In 2006 Imperial Multimedia created an idea of getting people more information about a place they are visiting with the use of technology. In 2007, this idea came to fruition as Imperial Multimedia became the first company to install a state-wide system of electronic Information Stations in state parks. The interactive kiosks were installed in 31 of Virginia's State Parks. These Information Stations include a variety of information such as video tours of trails, printable maps, emergency information, park information and interpretive information.

In 2009, Imperial Multimedia developed a kiosk in northern Wisconsin in part of the Chequamegon National Forest that educated people about the local elk population.

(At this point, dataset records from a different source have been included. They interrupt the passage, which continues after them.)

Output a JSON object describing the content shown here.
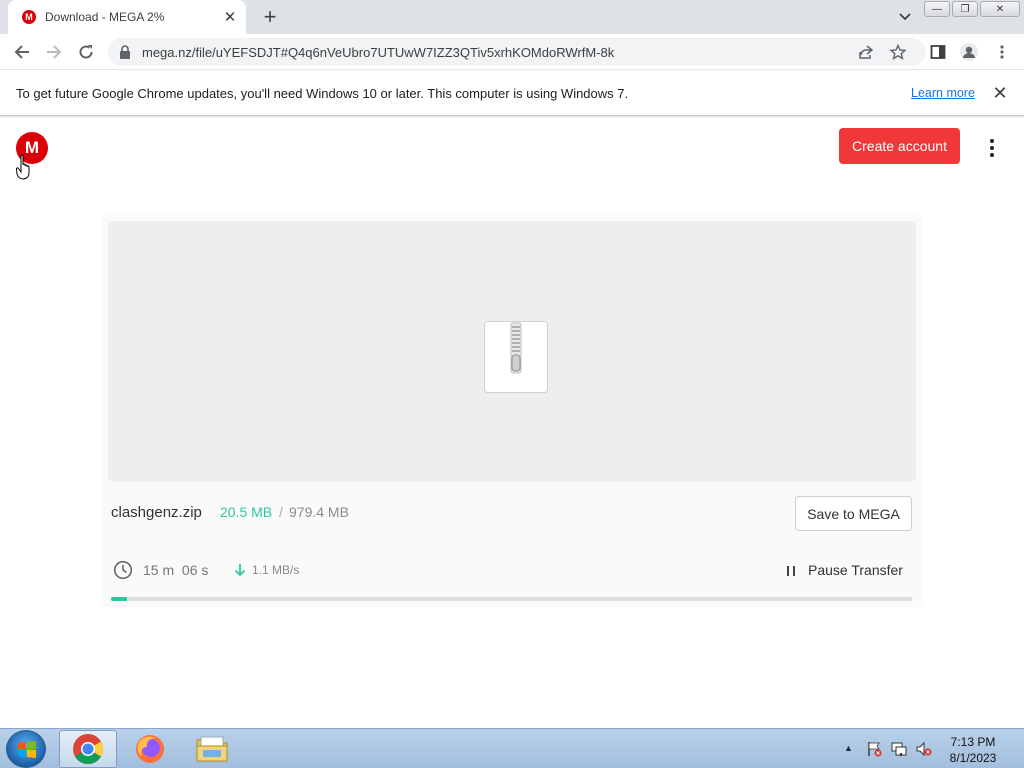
{
  "browser": {
    "tab_title": "Download - MEGA 2%",
    "tab_favicon": "M",
    "url": "mega.nz/file/uYEFSDJT#Q4q6nVeUbro7UTUwW7IZZ3QTiv5xrhKOMdoRWrfM-8k"
  },
  "infobar": {
    "message": "To get future Google Chrome updates, you'll need Windows 10 or later. This computer is using Windows 7.",
    "link": "Learn more"
  },
  "page": {
    "logo_letter": "M",
    "create_account": "Create account",
    "file": {
      "name": "clashgenz.zip",
      "downloaded": "20.5 MB",
      "separator": "/",
      "total": "979.4 MB"
    },
    "save_button": "Save to MEGA",
    "time_remaining": "15 m  06 s",
    "speed": "1.1 MB/s",
    "pause_label": "Pause Transfer",
    "progress_percent": 2,
    "accent_color": "#2bc6a1",
    "brand_color": "#d90007"
  },
  "taskbar": {
    "time": "7:13 PM",
    "date": "8/1/2023",
    "apps": [
      "chrome-icon",
      "firefox-icon",
      "file-explorer-icon"
    ]
  }
}
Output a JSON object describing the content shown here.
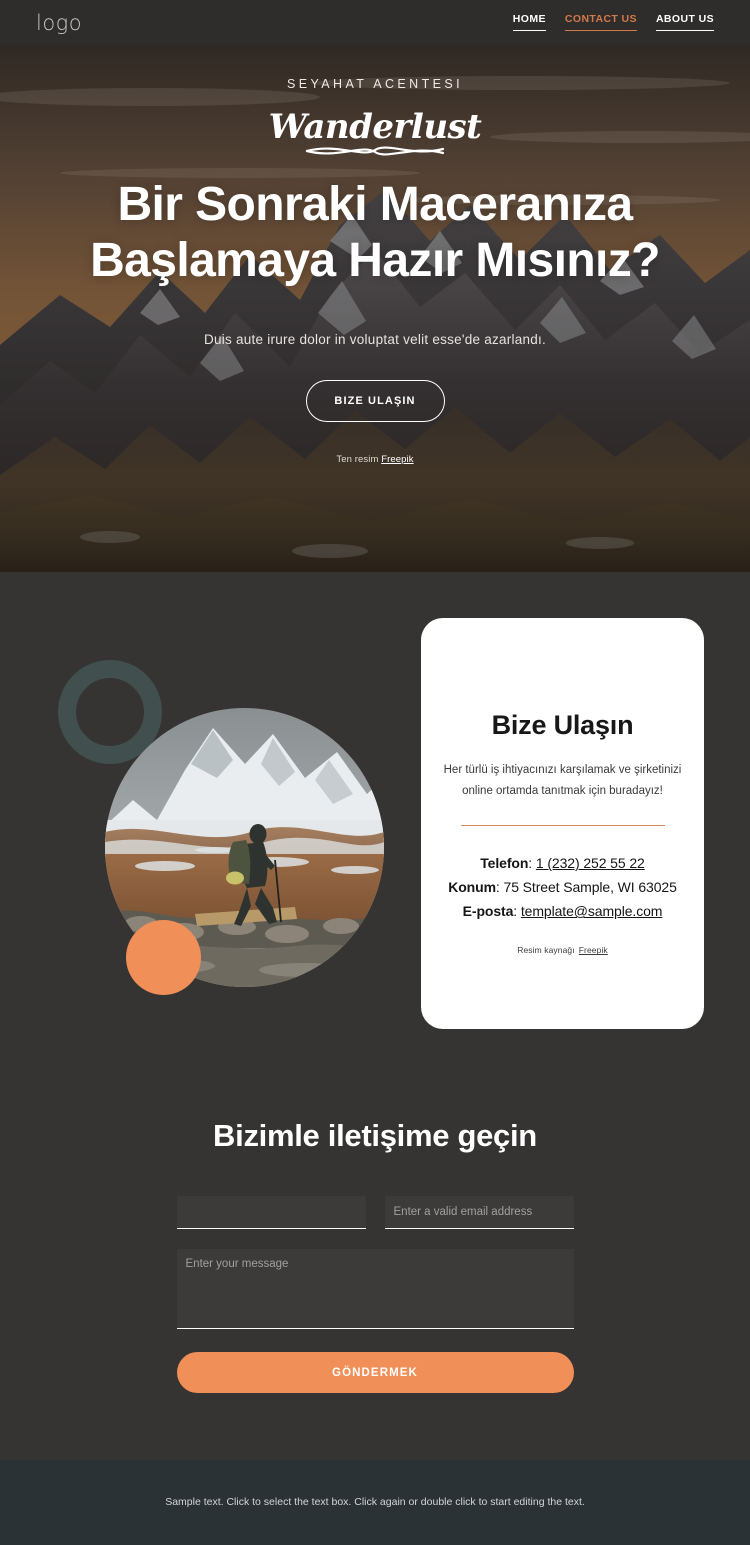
{
  "header": {
    "logo": "logo",
    "nav": [
      {
        "label": "HOME",
        "active": false
      },
      {
        "label": "CONTACT US",
        "active": true
      },
      {
        "label": "ABOUT US",
        "active": false
      }
    ]
  },
  "hero": {
    "eyebrow": "SEYAHAT ACENTESI",
    "brand_script": "Wanderlust",
    "title": "Bir Sonraki Maceranıza Başlamaya Hazır Mısınız?",
    "subtitle": "Duis aute irure dolor in voluptat velit esse'de azarlandı.",
    "cta_label": "BIZE ULAŞIN",
    "credit_prefix": "Ten resim",
    "credit_link": "Freepik"
  },
  "contact": {
    "card_title": "Bize Ulaşın",
    "card_description": "Her türlü iş ihtiyacınızı karşılamak ve şirketinizi online ortamda tanıtmak için buradayız!",
    "phone_label": "Telefon",
    "phone_value": "1 (232) 252 55 22",
    "location_label": "Konum",
    "location_value": "75 Street Sample, WI 63025",
    "email_label": "E-posta",
    "email_value": "template@sample.com",
    "credit_prefix": "Resim kaynağı",
    "credit_link": "Freepik",
    "photo_alt": "hiker-crossing-stream"
  },
  "form": {
    "title": "Bizimle iletişime geçin",
    "name_value": "",
    "name_placeholder": "",
    "email_value": "",
    "email_placeholder": "Enter a valid email address",
    "message_value": "",
    "message_placeholder": "Enter your message",
    "submit_label": "GÖNDERMEK"
  },
  "footer": {
    "text": "Sample text. Click to select the text box. Click again or double click to start editing the text."
  },
  "colors": {
    "accent_orange": "#f08f57",
    "nav_accent": "#d2794a",
    "page_bg": "#363433",
    "header_bg": "#2f2d2c",
    "footer_bg": "#2a3235",
    "ring_teal": "#41504f",
    "card_bg": "#ffffff",
    "divider_orange": "#d38b5e"
  }
}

The electronic information kiosk was created to fit into an existing sign board. The electronic kiosk has in-depth information about elk and the surrounding wildlife.

In the beginning of 2010, Imperial Multimedia became a founding partner for the America's State Parks Alliance. The Alliance expresses advocacy for getting out in nature and making sure that state park visitor's voices are heard.